In 3.x we used a modified version of ParallelMultisearcher, in 4.x we use IndexSearcher with ExecutorService and we unite all our readers in MultiReader
In 3.x, we used ThreadPoolExecutor instead of Fork / Join (Fork / Join performed better in my tests)
4.x Hotspots
Method | Independent time (%) | Self time (ms) | Battery Life (CPU in ms)

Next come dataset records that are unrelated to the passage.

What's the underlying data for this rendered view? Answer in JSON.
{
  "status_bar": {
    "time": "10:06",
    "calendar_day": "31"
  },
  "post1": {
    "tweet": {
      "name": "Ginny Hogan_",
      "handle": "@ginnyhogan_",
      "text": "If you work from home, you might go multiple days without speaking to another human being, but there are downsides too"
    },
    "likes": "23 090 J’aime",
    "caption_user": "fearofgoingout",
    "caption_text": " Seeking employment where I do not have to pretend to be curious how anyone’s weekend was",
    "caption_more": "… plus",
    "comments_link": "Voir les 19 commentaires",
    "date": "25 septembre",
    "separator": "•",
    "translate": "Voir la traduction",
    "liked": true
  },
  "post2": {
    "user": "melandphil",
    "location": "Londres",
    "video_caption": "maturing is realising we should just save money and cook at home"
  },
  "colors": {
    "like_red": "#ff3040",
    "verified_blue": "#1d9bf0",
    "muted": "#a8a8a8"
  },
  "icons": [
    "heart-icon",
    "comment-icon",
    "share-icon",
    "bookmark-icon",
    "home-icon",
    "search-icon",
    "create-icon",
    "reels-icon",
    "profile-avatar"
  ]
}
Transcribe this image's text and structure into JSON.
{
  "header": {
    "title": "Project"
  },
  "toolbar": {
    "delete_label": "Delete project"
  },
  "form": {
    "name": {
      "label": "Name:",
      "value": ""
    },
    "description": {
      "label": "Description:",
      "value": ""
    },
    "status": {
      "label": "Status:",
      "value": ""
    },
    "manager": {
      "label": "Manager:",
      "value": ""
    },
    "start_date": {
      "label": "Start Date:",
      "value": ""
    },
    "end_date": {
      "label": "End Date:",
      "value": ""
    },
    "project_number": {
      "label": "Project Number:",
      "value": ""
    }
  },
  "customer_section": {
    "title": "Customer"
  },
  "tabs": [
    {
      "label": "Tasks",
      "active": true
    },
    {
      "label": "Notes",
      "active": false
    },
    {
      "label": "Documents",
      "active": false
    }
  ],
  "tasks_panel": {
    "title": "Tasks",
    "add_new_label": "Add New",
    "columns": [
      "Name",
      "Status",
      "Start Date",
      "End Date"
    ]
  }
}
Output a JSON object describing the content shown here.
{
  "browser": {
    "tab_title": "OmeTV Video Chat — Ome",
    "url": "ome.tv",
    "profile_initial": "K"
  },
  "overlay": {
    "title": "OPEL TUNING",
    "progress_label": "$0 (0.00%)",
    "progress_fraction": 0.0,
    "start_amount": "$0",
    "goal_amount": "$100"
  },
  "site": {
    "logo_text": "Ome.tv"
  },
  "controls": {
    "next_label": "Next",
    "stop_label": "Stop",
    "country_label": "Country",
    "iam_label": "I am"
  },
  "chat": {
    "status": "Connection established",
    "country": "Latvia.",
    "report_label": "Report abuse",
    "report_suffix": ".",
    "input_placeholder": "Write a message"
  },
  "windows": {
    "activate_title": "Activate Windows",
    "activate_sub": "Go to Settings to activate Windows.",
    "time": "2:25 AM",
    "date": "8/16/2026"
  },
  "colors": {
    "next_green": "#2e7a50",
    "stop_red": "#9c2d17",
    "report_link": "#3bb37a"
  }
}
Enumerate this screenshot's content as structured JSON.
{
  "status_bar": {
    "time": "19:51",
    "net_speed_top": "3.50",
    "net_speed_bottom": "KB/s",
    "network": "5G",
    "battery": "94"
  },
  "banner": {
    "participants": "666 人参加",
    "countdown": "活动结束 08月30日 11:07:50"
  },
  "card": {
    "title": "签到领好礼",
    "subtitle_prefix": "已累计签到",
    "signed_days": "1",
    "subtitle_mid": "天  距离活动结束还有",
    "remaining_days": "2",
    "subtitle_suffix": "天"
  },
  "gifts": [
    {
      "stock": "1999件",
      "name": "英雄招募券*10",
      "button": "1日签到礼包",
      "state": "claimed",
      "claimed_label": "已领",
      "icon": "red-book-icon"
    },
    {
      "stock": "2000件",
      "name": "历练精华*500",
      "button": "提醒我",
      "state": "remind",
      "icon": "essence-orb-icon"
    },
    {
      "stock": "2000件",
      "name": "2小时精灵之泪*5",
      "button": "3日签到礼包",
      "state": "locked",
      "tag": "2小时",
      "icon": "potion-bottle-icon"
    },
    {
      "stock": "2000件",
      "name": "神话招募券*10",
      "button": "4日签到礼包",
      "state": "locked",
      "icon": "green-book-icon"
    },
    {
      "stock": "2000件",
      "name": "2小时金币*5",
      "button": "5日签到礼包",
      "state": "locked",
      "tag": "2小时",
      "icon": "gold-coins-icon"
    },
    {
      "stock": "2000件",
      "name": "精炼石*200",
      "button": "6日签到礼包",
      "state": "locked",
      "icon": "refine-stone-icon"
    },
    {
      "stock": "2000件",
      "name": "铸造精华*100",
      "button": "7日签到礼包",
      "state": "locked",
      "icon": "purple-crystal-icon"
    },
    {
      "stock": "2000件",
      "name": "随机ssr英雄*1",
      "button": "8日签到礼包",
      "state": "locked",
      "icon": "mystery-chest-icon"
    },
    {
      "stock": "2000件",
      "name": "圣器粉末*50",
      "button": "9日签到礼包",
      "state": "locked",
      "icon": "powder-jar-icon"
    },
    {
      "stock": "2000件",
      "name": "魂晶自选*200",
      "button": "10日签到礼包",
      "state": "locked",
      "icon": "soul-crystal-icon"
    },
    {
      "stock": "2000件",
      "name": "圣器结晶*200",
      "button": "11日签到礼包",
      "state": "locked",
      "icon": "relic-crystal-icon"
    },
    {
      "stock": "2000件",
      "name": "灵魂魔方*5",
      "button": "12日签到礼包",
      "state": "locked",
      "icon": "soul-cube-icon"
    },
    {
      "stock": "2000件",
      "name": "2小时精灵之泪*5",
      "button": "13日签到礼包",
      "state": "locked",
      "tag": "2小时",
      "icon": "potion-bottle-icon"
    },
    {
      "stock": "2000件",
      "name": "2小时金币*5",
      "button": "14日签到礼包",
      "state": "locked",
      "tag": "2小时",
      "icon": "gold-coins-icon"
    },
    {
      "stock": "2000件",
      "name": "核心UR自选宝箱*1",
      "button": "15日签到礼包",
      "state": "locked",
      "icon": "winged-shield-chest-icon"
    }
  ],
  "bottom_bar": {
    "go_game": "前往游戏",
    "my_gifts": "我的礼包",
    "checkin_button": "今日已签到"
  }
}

java.util.concurrent.CountDownLatch.await () | 11.29% | 140887,219 | 0.0 <- this is only from tcp threads waiting for the completion of real work - you can ignore it
org.apache.lucene.codecs.lucene41.Lucene41PostingsReader $ BlockDocsEnum. <init> () | 9.74% | 21594.03 | 121594
org.apache.lucene.codecs.BlockTreeTerReader $ FieldReader $ SegmentTermsEnum $ Frame. <init> () | 9.59% | 119680.956 | 119680
org.apache.lucene.codecs.lucene41.ForUtil.readBlock () | 6.91% | 86208.621 | 86208
org.apache.lucene.search.DisjunctionScorer.heapAdjust () | 6.68% | 83332,525 | 83332
java.util.concurrent.ExecutorCompletionService.take () | 5.29% | 66081,499 | 6153
org.apache.lucene.search.DisjunctionSucorer.afterNext () | 4.93% | 61560,872 | 61560
org.apache.lucene.search.Tercorer.advance () | 4.53% | 56530,752 | 56530
java.nio.DirectByteBuffer.get () | 3.96% | 49470.349 | 49470
org.apache.lucene.codecs.BlockTreeTerReader $ FieldReader $ SegmentTerEnum. <init> () | 2.97% | 37051,644 | 37051
org.apache.lucene.codecs.BlockTreeTerReader $ FieldReader $ SegmentTerEnum.getFrame () | 2.77% | 34576.54 | 34576
org.apache.lucene.codecs.MultiLevelSkipListReader.skipTo () | 2.47% | 30767.711 | 30767
org.apache.lucene.codecs.lucene41.Lucene41PostingsReader.newTertate () | 2.23% | 27782,522 | 27782
java.net.ServerSocket.accept () | 2.19% | 27380,696 | 0.0
org.apache.lucene.search.DisjunctionSucorer.advance () | 1.82% | 22775.325 | 22775
org.apache.lucene.search.HitQueue.getSentinelObject () | 1.59% | 19869.871 | 19869
org.apache.lucene.store.ByteBufferIndexInput.buildSlice () | 1.43% | 17861.148 | 17861
org.apache.lucene.codecs.BlockTreeTerReader $ FieldReader $ SegmentTerEnum.getArc () | 1.35% | 16813.927 | 16813
org.apache.lucene.search.DisjunctionSucorer.countMatches () | 1.25% | 15603,283 | 15603
org.apache.lucene.codecs.lucene41.Lucene41PostingsReader $ BlockDocsEnum.refillDocs () | 1.12% | 13929,646 | 13929
java.util.concurrent.locks.ReentrantLock.lock () | 1.05% | 13145,631 | 8618
org.apache.lucene.util.PriorityQueue.downHeap () | 1.00% | 12513.406 | 12513
java.util.TreeMap.get () | 0.89% | 11070.192 | 11070
org.apache.lucene.codecs.lucene41.Lucene41PostingsReader.docs () | 0.80% | 10026,117 | 10026
org.apache.lucene.codecs.BlockTreeTerReader $ FieldReader $ SegmentTerEnum $ Frame.decodeMetaData () | 0.62% | 7746.05 | 7746
org.apache.lucene.codecs.BlockTreeTerReader $ FieldReader.iterator () | 0.60% | 7482.395 | 7482
org.apache.lucene.codecs.BlockTreeTerReader $ FieldReader $ SegmentTerEnum.seekExact () | 0.55% | 6863.069 | 6863
org.apache.lucene.store.DataInput.clone () | 0.54% | 6721,357 | 6721
java.nio.DirectByteBufferR.duplicate () | 0.48% | 5930,226 | 5930
org.apache.lucene.util.fst.ByteSequenceOutputs.read () | 0.46% | 5708,354 | 5708
org.apache.lucene.util.fst.FST.findTargetArc () | 0.45% | 5601.63 | 5601
org.apache.lucene.codecs.lucene41.Lucene41PostingsReader.readTermsBlock () | 0.45% | 5567,914 | 5567
org.apache.lucene.store.ByteBufferIndexInput.toString () | 0.39% | 4889.302 | 4889
org.apache.lucene.codecs.lucene41.Lucene41SkipReader. <init> () | 0.33% | 4147.285 | 4147
org.apache.lucene.search.TermQuery $ TermWeight.scorer () | 0.32% | 4045.912 | 4045
org.apache.lucene.codecs.MultiLevelSkipListReader. <init> () | 0.31% | 3890.399 | 3890
org.apache.lucene.codecs.BlockTreeTermsReader $ FieldReader $ SegmentTermsEnum $ Frame.loadBlock () | 0.31% | 3886.194 | 3886
If there is any other information that you could use, this might help, let me know.